Liver function tests should be performed on all patients before treatment begins and every 12 weeks for the first 6 months, and periodically thereafter (eg, at approximately 6-month intervals). Should an increase in transaminase levels of more than 3x ULN persist, or if transaminase elevations are associated with symptoms of nausea, fever, and/or malaise, withdrawal of SIMCOR therapy is recommended.
Niacin treatment can increase fasting blood glucose. Glucose levels should be closely monitored in diabetic or potentially diabetic patients particularly during the first few months of use. Adjustment of diet and/or hypoglycemic therapy or discontinuation of SIMCOR may be necessary.
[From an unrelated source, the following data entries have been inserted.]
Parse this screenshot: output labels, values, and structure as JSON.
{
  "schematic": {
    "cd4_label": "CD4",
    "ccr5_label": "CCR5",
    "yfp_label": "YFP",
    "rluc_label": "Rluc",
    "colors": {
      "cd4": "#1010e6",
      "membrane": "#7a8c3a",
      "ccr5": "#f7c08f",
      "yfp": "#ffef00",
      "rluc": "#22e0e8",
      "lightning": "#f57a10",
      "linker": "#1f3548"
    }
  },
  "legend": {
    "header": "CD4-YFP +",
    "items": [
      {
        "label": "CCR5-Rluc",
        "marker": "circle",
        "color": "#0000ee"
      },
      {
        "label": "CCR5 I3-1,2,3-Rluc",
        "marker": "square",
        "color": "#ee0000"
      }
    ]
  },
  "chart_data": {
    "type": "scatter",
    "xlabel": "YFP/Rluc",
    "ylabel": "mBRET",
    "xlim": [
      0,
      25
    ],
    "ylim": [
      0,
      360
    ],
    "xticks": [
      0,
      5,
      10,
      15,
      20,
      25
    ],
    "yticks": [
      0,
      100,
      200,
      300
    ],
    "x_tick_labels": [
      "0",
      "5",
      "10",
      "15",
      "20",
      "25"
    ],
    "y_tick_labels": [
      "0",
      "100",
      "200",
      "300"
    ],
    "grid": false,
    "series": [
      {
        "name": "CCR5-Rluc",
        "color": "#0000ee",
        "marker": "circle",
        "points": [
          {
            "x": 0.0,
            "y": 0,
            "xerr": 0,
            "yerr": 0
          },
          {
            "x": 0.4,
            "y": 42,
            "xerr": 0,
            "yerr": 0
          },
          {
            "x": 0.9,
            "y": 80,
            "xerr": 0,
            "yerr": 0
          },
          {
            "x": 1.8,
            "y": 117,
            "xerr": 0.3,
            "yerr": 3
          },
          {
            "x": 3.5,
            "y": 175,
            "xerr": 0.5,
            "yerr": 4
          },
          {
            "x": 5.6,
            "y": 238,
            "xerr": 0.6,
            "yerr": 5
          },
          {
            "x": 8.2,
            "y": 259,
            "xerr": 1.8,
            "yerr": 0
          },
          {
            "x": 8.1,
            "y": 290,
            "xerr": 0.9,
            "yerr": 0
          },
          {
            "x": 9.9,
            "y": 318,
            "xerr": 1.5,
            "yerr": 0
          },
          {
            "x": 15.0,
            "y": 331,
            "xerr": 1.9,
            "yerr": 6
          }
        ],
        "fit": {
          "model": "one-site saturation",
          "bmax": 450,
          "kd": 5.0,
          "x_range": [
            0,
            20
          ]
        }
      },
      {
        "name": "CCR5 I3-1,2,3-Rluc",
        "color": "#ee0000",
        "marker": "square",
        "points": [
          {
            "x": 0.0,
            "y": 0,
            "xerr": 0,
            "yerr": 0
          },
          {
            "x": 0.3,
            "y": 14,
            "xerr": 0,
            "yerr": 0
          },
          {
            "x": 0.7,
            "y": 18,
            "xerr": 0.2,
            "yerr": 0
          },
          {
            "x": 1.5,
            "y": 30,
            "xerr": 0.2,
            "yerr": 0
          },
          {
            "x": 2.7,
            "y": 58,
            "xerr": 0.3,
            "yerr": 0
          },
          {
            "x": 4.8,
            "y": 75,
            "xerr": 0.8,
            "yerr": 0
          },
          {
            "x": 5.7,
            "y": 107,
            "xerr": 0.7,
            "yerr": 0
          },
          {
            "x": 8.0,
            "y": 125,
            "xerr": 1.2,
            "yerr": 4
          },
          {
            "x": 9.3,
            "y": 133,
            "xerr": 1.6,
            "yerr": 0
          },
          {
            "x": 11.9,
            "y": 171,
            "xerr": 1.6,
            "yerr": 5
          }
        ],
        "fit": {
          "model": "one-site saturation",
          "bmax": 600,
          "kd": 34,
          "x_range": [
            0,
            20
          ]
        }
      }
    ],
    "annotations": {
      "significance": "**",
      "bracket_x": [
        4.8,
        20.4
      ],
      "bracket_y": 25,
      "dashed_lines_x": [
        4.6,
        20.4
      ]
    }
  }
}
Niacin can reduce platelet count and phosphorus levels and increase uric acid levels.
In patients taking coumarin anticoagulants, monitor prothrombin time and INR before initiating SIMCOR and frequently after initiation or alteration of SIMCOR therapy until stable.
The most common adverse event with SIMCOR is flushing (warmth, redness, itching and/or tingling) which occurred in 59% of patients and resulted in study discontinuation for 6% of patients. Flushing may vary in severity and is more likely to occur with initiation of therapy or during dose increases. Spontaneous reports with niacin extended-release and clinical studies of SIMCOR suggest that flushing may be accompanied by symptoms of dizziness, syncope, tachycardia, palpitations, shortness of breath, sweating, chills and/or edema.
Other common adverse events occurring in ≥3% of patients treated with SIMCOR included headache, pruritus, nausea, back pain, and diarrhea.

Reference:

SIMCOR [package insert]. North Chicago, IL: Abbott Laboratories.